Lear, Edward, English artist and poet (1812-1888). Autograph letter signed ("Edward Lear").

Stratford Place, Oxford Street, [London], 6. III. 1861.

Small 8vo. 8 pp on two bifolia. Author's annotations in blue pencil.

 1,800.00

To Emily Tennyson (1813-96), the wife of the poet Alfred, Lord Tennyson: a long, amusingly written and engaging letter on Lear's daily life in London, his progress on writing a new book, and his thoughts on religion. Suffering from writer's block, he starts the letter expressing his frustration: "I meant to have answered your last before now, but could not for though I am doomed to do-nothingness just now, I am so unsettled that I cannot write, ­ & it is only because I am a tome [!] & have been dining on cold beer & beef that I am able to write a tall [!]". He goes on to complain about visitors who interrupt his daily routine: "For, since I asked people to come & see my pictures, they come, - horribly & disjointedly; sometimes 20 at a time - of all kinds of phases of life: sometimes - for 3 hours no one comes:

so then I partly sleep, & partly draw pages of a new Nonsense book. If I sleep, I wake up savagely at some newcomer’s entrance, & they go away abashed. If I write nonsense, I am pervaded with smiles, & please the visitors". Lear provides an entertaining list of things he desires to have if he ever has some money: "I shall pay off all my debts - & profits - if there's any overplus, buy a pleasing tabby cat, or a guitar or some currant jelly, but I don't think there will be anything over".

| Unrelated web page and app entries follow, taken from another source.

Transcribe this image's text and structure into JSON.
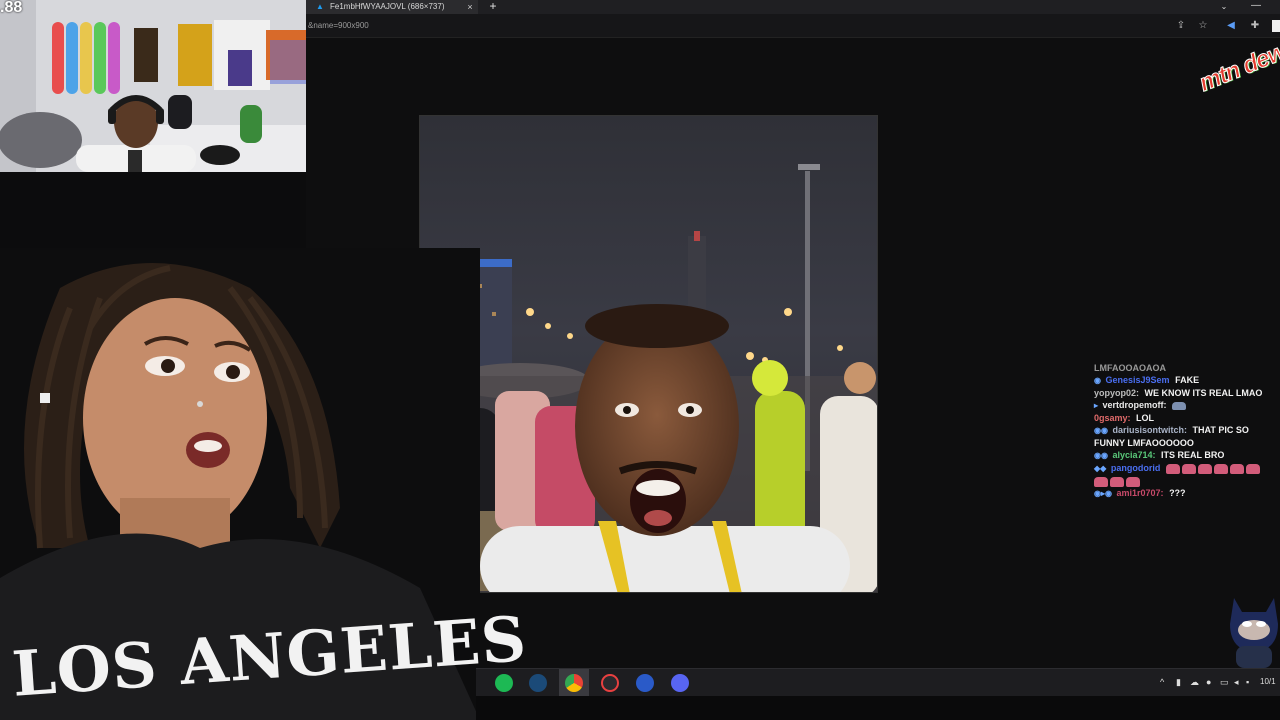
{
  "streamer_cam": {
    "counter": ".88"
  },
  "browser": {
    "tab_title": "Fe1mbHfWYAAJOVL (686×737)",
    "tab_close": "×",
    "new_tab": "+",
    "url": "&name=900x900",
    "tab_overflow": "⌄",
    "window_minimize": "—"
  },
  "brand": {
    "text": "mtn dew"
  },
  "reactor": {
    "shirt_text": "LOS ANGELES"
  },
  "chat": {
    "messages": [
      {
        "user": "",
        "text": "LMFAOOAOAOA"
      },
      {
        "user": "GenesisJ9Sem",
        "text": "FAKE"
      },
      {
        "user": "yopyop02:",
        "text": "WE KNOW ITS REAL LMAO"
      },
      {
        "user": "vertdropemoff:",
        "text": ""
      },
      {
        "user": "0gsamy:",
        "text": "LOL"
      },
      {
        "user": "dariusisontwitch:",
        "text": "THAT PIC SO FUNNY LMFAOOOOOO"
      },
      {
        "user": "alycia714:",
        "text": "ITS REAL BRO"
      },
      {
        "user": "pangodorid",
        "text": ""
      },
      {
        "user": "ami1r0707:",
        "text": "???"
      }
    ]
  },
  "taskbar": {
    "apps": [
      "spotify-icon",
      "steam-icon",
      "chrome-icon",
      "obs-icon",
      "refresh-app-icon",
      "discord-icon"
    ],
    "tray_chevron": "^",
    "date": "10/1"
  },
  "colors": {
    "twitter_blue": "#1d9bf0",
    "spotify_green": "#1db954",
    "discord_blurple": "#5865f2",
    "mtn_dew_red": "#e33b2d"
  }
}
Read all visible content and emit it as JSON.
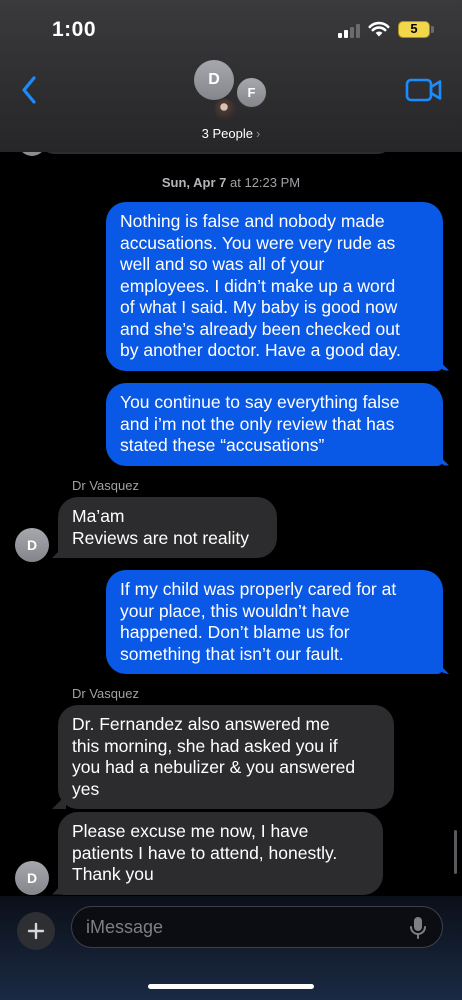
{
  "status_bar": {
    "time": "1:00",
    "battery": "5"
  },
  "header": {
    "avatars": [
      "D",
      "F"
    ],
    "participants_label": "3 People",
    "chevron": "›",
    "back_icon": "chevron-left-icon",
    "video_icon": "video-camera-icon"
  },
  "colors": {
    "accent": "#1a8cff",
    "sent_bubble": "#0a58e6",
    "received_bubble": "#2c2c2e",
    "battery": "#f2d64b"
  },
  "conversation": {
    "timestamp_day": "Sun, Apr 7",
    "timestamp_time": " at 12:23 PM",
    "messages": [
      {
        "type": "sent",
        "text": "Nothing is false and nobody made\naccusations. You were very rude as\nwell and so was all of your\nemployees. I didn’t make up a word\nof what I said. My baby is good now\nand she’s already been checked out\nby another doctor. Have a good day."
      },
      {
        "type": "sent",
        "text": "You continue to say everything false\nand i’m not the only review that has\nstated these “accusations”"
      },
      {
        "type": "received",
        "sender": "Dr Vasquez",
        "avatar": "D",
        "text": "Ma’am\nReviews are not reality"
      },
      {
        "type": "sent",
        "text": "If my child was properly cared for at\nyour place, this wouldn’t have\nhappened. Don’t blame us for\nsomething that isn’t our fault."
      },
      {
        "type": "received",
        "sender": "Dr Vasquez",
        "text": "Dr. Fernandez also answered me\nthis morning, she had asked you if\nyou had a nebulizer & you answered\nyes"
      },
      {
        "type": "received",
        "avatar": "D",
        "text": "Please excuse me now, I have\npatients I have to attend, honestly.\nThank you"
      }
    ]
  },
  "composer": {
    "placeholder": "iMessage",
    "plus_icon": "plus-icon",
    "mic_icon": "microphone-icon"
  }
}
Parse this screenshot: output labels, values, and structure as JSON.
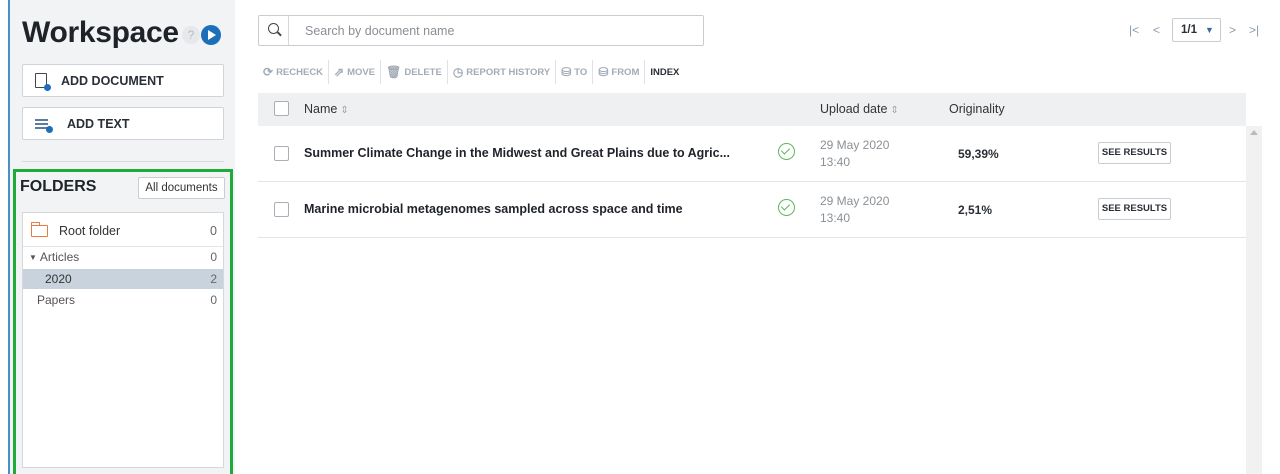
{
  "workspace": {
    "title": "Workspace",
    "help_icon": "?"
  },
  "sidebar": {
    "add_document": "ADD DOCUMENT",
    "add_text": "ADD TEXT",
    "folders_title": "FOLDERS",
    "all_documents": "All documents",
    "tree": [
      {
        "label": "Root folder",
        "count": "0"
      },
      {
        "label": "Articles",
        "count": "0",
        "expanded": true
      },
      {
        "label": "2020",
        "count": "2",
        "selected": true
      },
      {
        "label": "Papers",
        "count": "0"
      }
    ]
  },
  "search": {
    "placeholder": "Search by document name",
    "value": ""
  },
  "pagination": {
    "first": "|<",
    "prev": "<",
    "current": "1/1",
    "next": ">",
    "last": ">|"
  },
  "toolbar": {
    "recheck": "RECHECK",
    "move": "MOVE",
    "delete": "DELETE",
    "report_history": "REPORT HISTORY",
    "to": "TO",
    "from": "FROM",
    "index": "INDEX"
  },
  "table": {
    "headers": {
      "name": "Name",
      "upload_date": "Upload date",
      "originality": "Originality"
    },
    "rows": [
      {
        "name": "Summer Climate Change in the Midwest and Great Plains due to Agric...",
        "date": "29 May 2020",
        "time": "13:40",
        "originality": "59,39%",
        "action": "SEE RESULTS"
      },
      {
        "name": "Marine microbial metagenomes sampled across space and time",
        "date": "29 May 2020",
        "time": "13:40",
        "originality": "2,51%",
        "action": "SEE RESULTS"
      }
    ]
  },
  "colors": {
    "accent": "#1c6fb8",
    "highlight_border": "#1fab3a",
    "status_ok": "#5cb85c",
    "folder": "#e97a45"
  }
}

An avid traveller, Lear was disinterested in the life and company which the city offered: "No, indeed, I do not like life in London. Dinners daily - but except now & then, they bore me to death [...] The middle classes - professional & otherwise, are by far the best fun & pleasure & knowledge or to converse. The big folk are in most cases a woeful bore. To hear the bigots & the apes talk of the Essays & Reviews!! It makes one ill." - The letter continues with a long digression on his dislike of religion and church: "It is a pity so kindly a man should have forsaken God's attribute - reason - for the Priests' art - 'religion' [...] If a man comes to believe the bread & wine made yesterday is the flesh & blood of a person dead 2000 years ago - how can he laugh at Timbuctoo & Mumbo Jumbo? Yet one may pity these poor fanatics - & never in anywise persecute them, for they are but as children who cannot reason much".

In the last pages of the letter, Lear discusses his travel plans and expresses concern for his sister Ann's health: "I am very uncomfortable about it, tho' I cannot at all realize her not getting well. She brought me up from the leastest childhood, & when she goes, - my whole life will change utterly." Ann died on 11 March 1861, only five days after this letter was written.

Condition

Tape residue from archival mounting; minor stains.